De pronto, Tracey sintió un dolor indescriptible; un dolor que le había hecho sufrir mucho los meses anteriores al accidente; un dolor que sólo el estado de coma había podido anestesiar… temporalmente.
– ¡Dios mío! -exclamó con agonía. Entonces le entró una terrible arcada y apenas logró llegar al baño.
– Tracey -murmuró Julien con ansiedad en ese tono ronco que la volvía loca. Luego la siguió al baño.
«No me toques», quiso gritar Tracey cuando Julien le acarició por la cintura, en un gesto que tantas veces había repetido durante su luna de miel.
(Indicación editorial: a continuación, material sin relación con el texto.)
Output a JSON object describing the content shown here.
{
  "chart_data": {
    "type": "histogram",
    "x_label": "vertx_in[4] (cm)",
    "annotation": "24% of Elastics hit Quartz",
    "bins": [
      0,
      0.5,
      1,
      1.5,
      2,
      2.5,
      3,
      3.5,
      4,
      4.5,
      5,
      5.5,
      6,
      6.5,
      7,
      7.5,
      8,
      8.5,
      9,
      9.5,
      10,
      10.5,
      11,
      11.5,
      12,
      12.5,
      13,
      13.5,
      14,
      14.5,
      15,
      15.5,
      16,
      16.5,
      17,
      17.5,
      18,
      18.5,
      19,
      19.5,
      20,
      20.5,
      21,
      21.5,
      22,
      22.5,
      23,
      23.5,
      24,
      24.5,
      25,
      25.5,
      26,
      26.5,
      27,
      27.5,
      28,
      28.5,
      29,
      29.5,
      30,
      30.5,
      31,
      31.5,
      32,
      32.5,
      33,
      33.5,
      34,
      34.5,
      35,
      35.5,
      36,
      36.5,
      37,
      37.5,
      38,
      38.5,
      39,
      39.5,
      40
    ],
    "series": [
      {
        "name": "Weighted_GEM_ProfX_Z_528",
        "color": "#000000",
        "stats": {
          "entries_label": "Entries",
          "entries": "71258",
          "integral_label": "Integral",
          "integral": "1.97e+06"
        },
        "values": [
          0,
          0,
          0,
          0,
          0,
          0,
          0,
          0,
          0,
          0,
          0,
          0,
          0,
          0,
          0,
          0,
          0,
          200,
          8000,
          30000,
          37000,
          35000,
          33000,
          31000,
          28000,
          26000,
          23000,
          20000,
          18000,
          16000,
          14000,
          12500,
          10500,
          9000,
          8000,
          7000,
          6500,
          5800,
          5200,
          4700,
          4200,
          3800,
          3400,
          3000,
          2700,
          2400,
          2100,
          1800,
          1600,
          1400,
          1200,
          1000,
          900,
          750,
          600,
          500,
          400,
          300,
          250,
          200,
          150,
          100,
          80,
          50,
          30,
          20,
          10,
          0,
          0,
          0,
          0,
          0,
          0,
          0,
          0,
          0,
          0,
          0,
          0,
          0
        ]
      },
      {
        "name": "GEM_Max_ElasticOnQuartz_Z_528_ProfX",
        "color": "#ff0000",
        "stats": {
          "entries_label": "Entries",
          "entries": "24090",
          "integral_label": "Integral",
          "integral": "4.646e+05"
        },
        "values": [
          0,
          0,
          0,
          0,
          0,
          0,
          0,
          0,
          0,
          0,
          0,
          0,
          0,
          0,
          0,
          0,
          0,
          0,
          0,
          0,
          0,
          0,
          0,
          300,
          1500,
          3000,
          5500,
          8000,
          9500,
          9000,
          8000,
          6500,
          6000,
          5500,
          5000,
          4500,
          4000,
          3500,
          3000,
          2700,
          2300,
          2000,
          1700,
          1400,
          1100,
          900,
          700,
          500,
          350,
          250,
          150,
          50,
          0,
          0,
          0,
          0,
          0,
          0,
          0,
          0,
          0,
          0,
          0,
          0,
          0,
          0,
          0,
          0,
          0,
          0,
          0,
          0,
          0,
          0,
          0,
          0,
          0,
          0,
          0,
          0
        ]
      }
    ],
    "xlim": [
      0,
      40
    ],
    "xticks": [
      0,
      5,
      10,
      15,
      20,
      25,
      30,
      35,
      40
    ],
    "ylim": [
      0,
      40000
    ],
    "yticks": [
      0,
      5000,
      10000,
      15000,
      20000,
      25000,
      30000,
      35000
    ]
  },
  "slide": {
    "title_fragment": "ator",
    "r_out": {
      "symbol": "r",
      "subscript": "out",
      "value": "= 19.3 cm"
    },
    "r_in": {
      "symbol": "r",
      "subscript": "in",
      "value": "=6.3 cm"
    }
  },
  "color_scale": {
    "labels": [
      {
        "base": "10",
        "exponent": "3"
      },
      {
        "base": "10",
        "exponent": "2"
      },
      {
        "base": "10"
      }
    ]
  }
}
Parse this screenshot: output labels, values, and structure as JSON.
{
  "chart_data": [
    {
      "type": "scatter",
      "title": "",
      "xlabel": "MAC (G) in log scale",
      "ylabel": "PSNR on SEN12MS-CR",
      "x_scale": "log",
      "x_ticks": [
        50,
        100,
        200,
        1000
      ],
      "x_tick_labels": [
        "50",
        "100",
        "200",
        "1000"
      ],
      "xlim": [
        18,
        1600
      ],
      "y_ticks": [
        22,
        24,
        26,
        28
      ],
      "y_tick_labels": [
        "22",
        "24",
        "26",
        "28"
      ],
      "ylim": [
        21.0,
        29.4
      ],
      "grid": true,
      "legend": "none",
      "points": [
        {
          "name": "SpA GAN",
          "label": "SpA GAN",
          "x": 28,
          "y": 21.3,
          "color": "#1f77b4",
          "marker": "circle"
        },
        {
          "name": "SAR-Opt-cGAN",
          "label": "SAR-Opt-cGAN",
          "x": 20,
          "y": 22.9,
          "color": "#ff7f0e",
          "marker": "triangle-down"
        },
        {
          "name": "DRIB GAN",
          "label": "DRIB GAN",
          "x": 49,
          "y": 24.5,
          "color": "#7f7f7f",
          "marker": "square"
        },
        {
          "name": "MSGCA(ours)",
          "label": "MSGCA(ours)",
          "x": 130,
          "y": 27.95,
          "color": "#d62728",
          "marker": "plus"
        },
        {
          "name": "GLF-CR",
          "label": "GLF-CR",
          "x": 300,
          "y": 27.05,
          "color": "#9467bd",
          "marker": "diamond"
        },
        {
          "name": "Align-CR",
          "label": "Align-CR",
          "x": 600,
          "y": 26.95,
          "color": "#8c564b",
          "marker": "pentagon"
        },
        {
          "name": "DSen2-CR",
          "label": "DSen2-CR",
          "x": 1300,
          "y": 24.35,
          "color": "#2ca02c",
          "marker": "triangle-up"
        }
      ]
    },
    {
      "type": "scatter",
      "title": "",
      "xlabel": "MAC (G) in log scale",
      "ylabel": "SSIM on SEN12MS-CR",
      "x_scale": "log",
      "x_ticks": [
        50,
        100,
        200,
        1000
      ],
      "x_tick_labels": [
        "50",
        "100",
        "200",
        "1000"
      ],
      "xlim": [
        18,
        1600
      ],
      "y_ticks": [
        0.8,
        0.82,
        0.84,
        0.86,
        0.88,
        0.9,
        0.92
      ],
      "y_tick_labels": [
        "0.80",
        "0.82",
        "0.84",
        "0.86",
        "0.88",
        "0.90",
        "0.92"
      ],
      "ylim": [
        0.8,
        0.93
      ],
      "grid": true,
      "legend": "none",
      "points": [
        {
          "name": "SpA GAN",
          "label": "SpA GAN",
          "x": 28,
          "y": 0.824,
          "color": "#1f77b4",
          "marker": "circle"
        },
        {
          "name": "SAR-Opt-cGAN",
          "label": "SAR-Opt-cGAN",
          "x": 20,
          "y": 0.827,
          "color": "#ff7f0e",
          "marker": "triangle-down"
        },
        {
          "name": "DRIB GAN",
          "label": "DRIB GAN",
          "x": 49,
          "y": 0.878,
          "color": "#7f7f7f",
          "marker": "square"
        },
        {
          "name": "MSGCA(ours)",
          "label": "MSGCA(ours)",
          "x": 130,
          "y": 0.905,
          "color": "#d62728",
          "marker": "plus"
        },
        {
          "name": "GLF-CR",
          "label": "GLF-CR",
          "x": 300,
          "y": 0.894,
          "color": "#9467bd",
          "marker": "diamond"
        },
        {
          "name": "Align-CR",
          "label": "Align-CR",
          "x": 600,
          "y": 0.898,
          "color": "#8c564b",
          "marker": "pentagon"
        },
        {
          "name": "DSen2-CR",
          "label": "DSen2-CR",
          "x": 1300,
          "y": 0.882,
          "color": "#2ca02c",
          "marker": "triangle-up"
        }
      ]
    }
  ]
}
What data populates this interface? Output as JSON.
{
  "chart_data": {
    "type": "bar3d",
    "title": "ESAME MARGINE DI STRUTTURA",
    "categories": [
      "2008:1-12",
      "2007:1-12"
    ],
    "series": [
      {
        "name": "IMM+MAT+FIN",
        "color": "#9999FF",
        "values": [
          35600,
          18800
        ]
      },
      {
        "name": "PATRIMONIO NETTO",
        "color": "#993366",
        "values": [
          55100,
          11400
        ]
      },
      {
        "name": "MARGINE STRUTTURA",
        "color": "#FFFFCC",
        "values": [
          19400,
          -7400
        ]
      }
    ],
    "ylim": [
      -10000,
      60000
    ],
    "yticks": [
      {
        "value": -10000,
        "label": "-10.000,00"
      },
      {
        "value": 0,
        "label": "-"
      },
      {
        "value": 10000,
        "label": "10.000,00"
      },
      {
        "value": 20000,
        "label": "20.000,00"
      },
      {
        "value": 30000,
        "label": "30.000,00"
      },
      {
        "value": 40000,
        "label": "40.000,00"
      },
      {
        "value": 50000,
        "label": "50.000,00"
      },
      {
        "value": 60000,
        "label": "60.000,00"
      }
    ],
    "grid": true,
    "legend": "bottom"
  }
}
Por aquel entonces no eran capaces de estar separados ni un sólo segundo.
Cada vez que él la tocaba era como la primera vez. Pero en ese momento tenía demasiadas ganas de vomitar y estaba demasiado impresionada como para decir nada.
– Si no le importa, señor Chappelle, yo me encargaré de ella -dijo Gerard, uno de los enfermeros, con autoridad.
– Por supuesto que me importa -exclamó Julien-. ¡Es mi mujer!
– ¡Julien, por favor! -intervino Rose-. Es mejor que esperemos en la sala de estar.
Tracey notó que a Julien le costaba despegar las manos de su cintura; pero finalmente se resignó a soltarla y se marchó.
– En seguida vuelvo, preciosa -susurró con dulzura.
Una vez se hubieron marchado, se apoyó en Gerard para llegar hasta la cama.
– No le dejes que vuelva, Gerard -le imploró mientras éste la ayudaba a recostarla y le tomaba las constantes vitales-. Ya no es mi marido. Manténlo alejado de mí. Por favor, no quiero verlo.
– Mientras la doctora Louise no diga lo contrario, nadie podrá entrar aquí salvo el personal del hospital -la tranquilizó-. Vamos, métete en la cama, Louise viene en seguida.
– Sí, tengo que ver a Louise. Necesito verla -dijo nerviosa.